The price tag of this care goes far beyond the obvious expenses. According to research from AARP, family caregivers spend an average of $7,242 annually on out-of-pocket costs. But the bigger financial hit comes from reduced work hours, passed-up promotions, or leaving the workforce entirely.
“Many women don’t realize they’re making financial decisions that will affect them for decades,” says financial advisor Maria Gutierrez. “Taking time away from work doesn’t just impact today’s paycheck—it reduces retirement savings, Social Security benefits, and career advancement opportunities.”
This caregiving penalty hits at a critical time in women’s financial lives. Many daughters find themselves caring for parents during their peak earning years—exactly when they should be maximizing retirement contributions. The lost income can be staggering.
Research from MetLife estimates that women who leave jobs to care for parents lose an average of $324,044 in wages and benefits over their lifetime. This “caregiver penalty” creates a financial domino effect that can lead to economic insecurity in their own retirement years.
The problem has gotten worse in recent years. The pandemic pushed many women out of the workforce as care facilities closed and families became more hesitant about nursing homes. Even as the job market recovered, many daughters never returned to previous employment levels because caregiving duties continued.
“I went from full-time to part-time, then eventually had to quit,” says Jennifer Clark, who cares for her father with dementia. “My brothers help on weekends, but somehow the day-to-day fell to me. I’ve burned through my savings, and I worry about how I’ll ever catch up.”
These sacrifices often go unrecognized. Despite providing care valued at an estimated $470 billion annually—more than total Medicaid spending—family caregivers receive little financial support. Programs that do exist often have complicated eligibility requirements or long waiting lists.
Some families try to address the imbalance through informal arrangements. Teresa Martinez receives a monthly stipend from her siblings who live out of state while she provides in-home care for their mother. “It doesn’t replace my former salary, but it acknowledges that I’m doing work that benefits all of us,” she says.

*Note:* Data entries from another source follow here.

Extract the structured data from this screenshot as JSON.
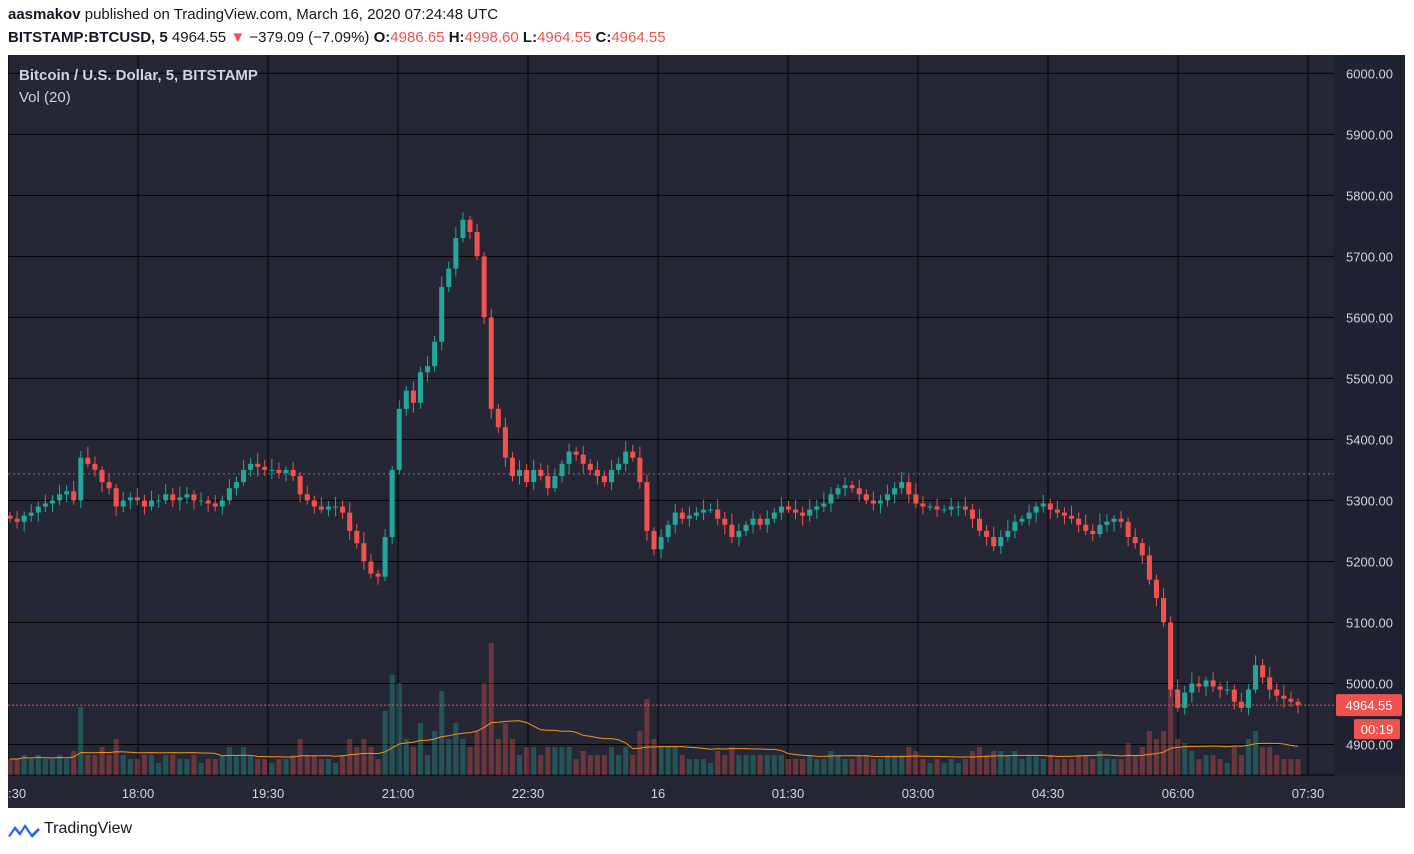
{
  "header": {
    "author": "aasmakov",
    "published_text": "published on TradingView.com, March 16, 2020 07:24:48 UTC",
    "symbol": "BITSTAMP:BTCUSD, 5",
    "last": "4964.55",
    "arrow": "▼",
    "change": "−379.09 (−7.09%)",
    "o_label": "O:",
    "o_value": "4986.65",
    "h_label": "H:",
    "h_value": "4998.60",
    "l_label": "L:",
    "l_value": "4964.55",
    "c_label": "C:",
    "c_value": "4964.55"
  },
  "legend": {
    "title": "Bitcoin / U.S. Dollar, 5, BITSTAMP",
    "volume": "Vol (20)"
  },
  "footer": {
    "brand": "TradingView",
    "icon": "tradingview-logo-icon"
  },
  "colors": {
    "background": "#242733",
    "grid": "#000000",
    "up": "#26a69a",
    "down": "#ef5350",
    "vol_ma": "#f7931a",
    "axis_text": "#d1d4dc"
  },
  "chart_data": {
    "type": "candlestick",
    "title": "Bitcoin / U.S. Dollar, 5, BITSTAMP",
    "y_ticks": [
      "6000.00",
      "5900.00",
      "5800.00",
      "5700.00",
      "5600.00",
      "5500.00",
      "5400.00",
      "5300.00",
      "5200.00",
      "5100.00",
      "5000.00",
      "4900.00"
    ],
    "ylim": [
      4850,
      6030
    ],
    "x_ticks": [
      ":30",
      "18:00",
      "19:30",
      "21:00",
      "22:30",
      "16",
      "01:30",
      "03:00",
      "04:30",
      "06:00",
      "07:30"
    ],
    "last_price_label": "4964.55",
    "last_price": 4964.55,
    "countdown_label": "00:19",
    "dotted_ref_price": 5343.6,
    "closes": [
      5270,
      5265,
      5275,
      5280,
      5290,
      5295,
      5300,
      5310,
      5315,
      5300,
      5370,
      5360,
      5350,
      5330,
      5320,
      5290,
      5300,
      5305,
      5300,
      5290,
      5300,
      5300,
      5310,
      5300,
      5305,
      5310,
      5300,
      5300,
      5295,
      5290,
      5300,
      5320,
      5330,
      5350,
      5360,
      5355,
      5350,
      5350,
      5345,
      5350,
      5340,
      5310,
      5300,
      5290,
      5285,
      5290,
      5290,
      5280,
      5250,
      5230,
      5200,
      5180,
      5175,
      5240,
      5350,
      5450,
      5480,
      5460,
      5510,
      5520,
      5560,
      5650,
      5680,
      5730,
      5760,
      5740,
      5700,
      5600,
      5450,
      5420,
      5370,
      5340,
      5350,
      5330,
      5350,
      5340,
      5320,
      5340,
      5360,
      5380,
      5375,
      5360,
      5350,
      5340,
      5330,
      5350,
      5360,
      5380,
      5370,
      5330,
      5250,
      5220,
      5240,
      5260,
      5280,
      5270,
      5275,
      5280,
      5285,
      5285,
      5270,
      5260,
      5240,
      5250,
      5260,
      5270,
      5260,
      5270,
      5280,
      5290,
      5285,
      5280,
      5275,
      5285,
      5290,
      5295,
      5310,
      5320,
      5325,
      5320,
      5310,
      5300,
      5295,
      5300,
      5310,
      5320,
      5330,
      5310,
      5295,
      5290,
      5290,
      5285,
      5285,
      5290,
      5290,
      5285,
      5270,
      5250,
      5240,
      5225,
      5240,
      5250,
      5265,
      5270,
      5280,
      5290,
      5295,
      5285,
      5280,
      5275,
      5270,
      5260,
      5250,
      5245,
      5260,
      5265,
      5270,
      5265,
      5240,
      5230,
      5210,
      5170,
      5140,
      5100,
      4990,
      4960,
      4985,
      5000,
      4995,
      5005,
      4995,
      4990,
      4990,
      4970,
      4960,
      4990,
      5030,
      5010,
      4990,
      4980,
      4975,
      4970,
      4965
    ]
  }
}
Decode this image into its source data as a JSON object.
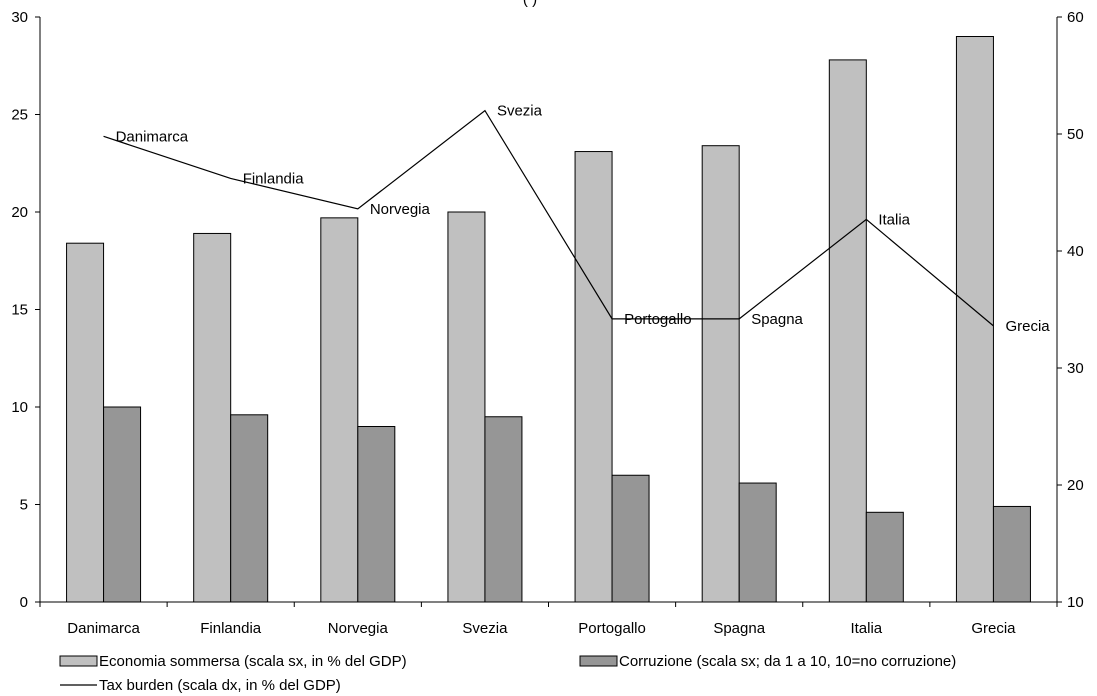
{
  "chart_data": {
    "type": "bar",
    "title": "(                         )",
    "categories": [
      "Danimarca",
      "Finlandia",
      "Norvegia",
      "Svezia",
      "Portogallo",
      "Spagna",
      "Italia",
      "Grecia"
    ],
    "series": [
      {
        "name": "Economia sommersa (scala sx, in % del GDP)",
        "type": "bar",
        "axis": "left",
        "color": "#c0c0c0",
        "values": [
          18.4,
          18.9,
          19.7,
          20.0,
          23.1,
          23.4,
          27.8,
          29.0
        ]
      },
      {
        "name": "Corruzione  (scala sx; da 1 a 10, 10=no corruzione)",
        "type": "bar",
        "axis": "left",
        "color": "#969696",
        "values": [
          10.0,
          9.6,
          9.0,
          9.5,
          6.5,
          6.1,
          4.6,
          4.9
        ]
      },
      {
        "name": "Tax burden (scala dx, in % del GDP)",
        "type": "line",
        "axis": "right",
        "color": "#000000",
        "values": [
          49.8,
          46.2,
          43.6,
          52.0,
          34.2,
          34.2,
          42.7,
          33.6
        ]
      }
    ],
    "y_left": {
      "min": 0,
      "max": 30,
      "ticks": [
        0,
        5,
        10,
        15,
        20,
        25,
        30
      ]
    },
    "y_right": {
      "min": 10,
      "max": 60,
      "ticks": [
        10,
        20,
        30,
        40,
        50,
        60
      ]
    },
    "grid": false,
    "legend_position": "bottom"
  }
}
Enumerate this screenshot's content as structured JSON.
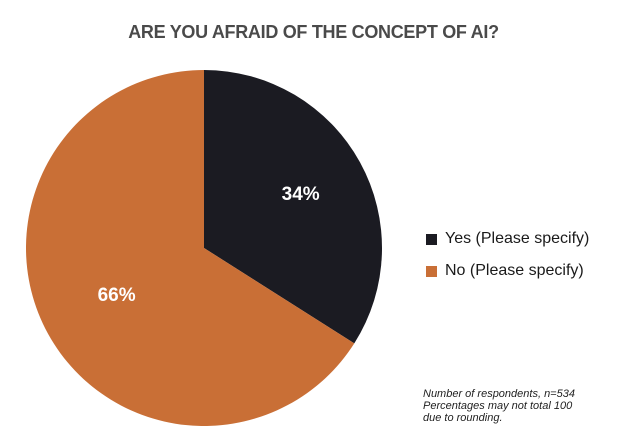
{
  "chart_data": {
    "type": "pie",
    "title": "ARE YOU AFRAID OF THE CONCEPT OF AI?",
    "categories": [
      "Yes (Please specify)",
      "No (Please specify)"
    ],
    "values": [
      34,
      66
    ],
    "value_labels": [
      "34%",
      "66%"
    ],
    "colors": [
      "#1b1b22",
      "#c96f36"
    ],
    "legend_position": "right",
    "start_angle_deg": 0,
    "direction": "clockwise"
  },
  "footnote": {
    "lines": [
      "Number of respondents, n=534",
      "Percentages may not total 100",
      "due to rounding."
    ]
  }
}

Financial experts recommend several strategies for women facing caregiving responsibilities. First, have open family discussions about how costs will be shared among siblings. Consider consulting an elder law attorney about options like caregiver contracts, which formalize payment arrangements.
“Don’t wait for a crisis to make a plan,” advises Gutierrez. “The time to talk about how care will be managed and funded is before anyone needs help.”
For those already providing care, explore workplace benefits like flexible scheduling, family leave, or remote work options. Some employers offer caregiving benefits including subsidized backup care or access to geriatric care managers who can help coordinate services.
Government programs can provide some relief too. Check if your state offers paid family leave or Medicaid programs that allow family members to be compensated as caregivers. Tax benefits like the Dependent Care Credit may also apply.
Community resources like Area Agencies on Aging can connect caregivers with local support services, including respite care that provides temporary breaks. Adult day programs and meal delivery services can reduce caregiving hours without sacrificing quality of care.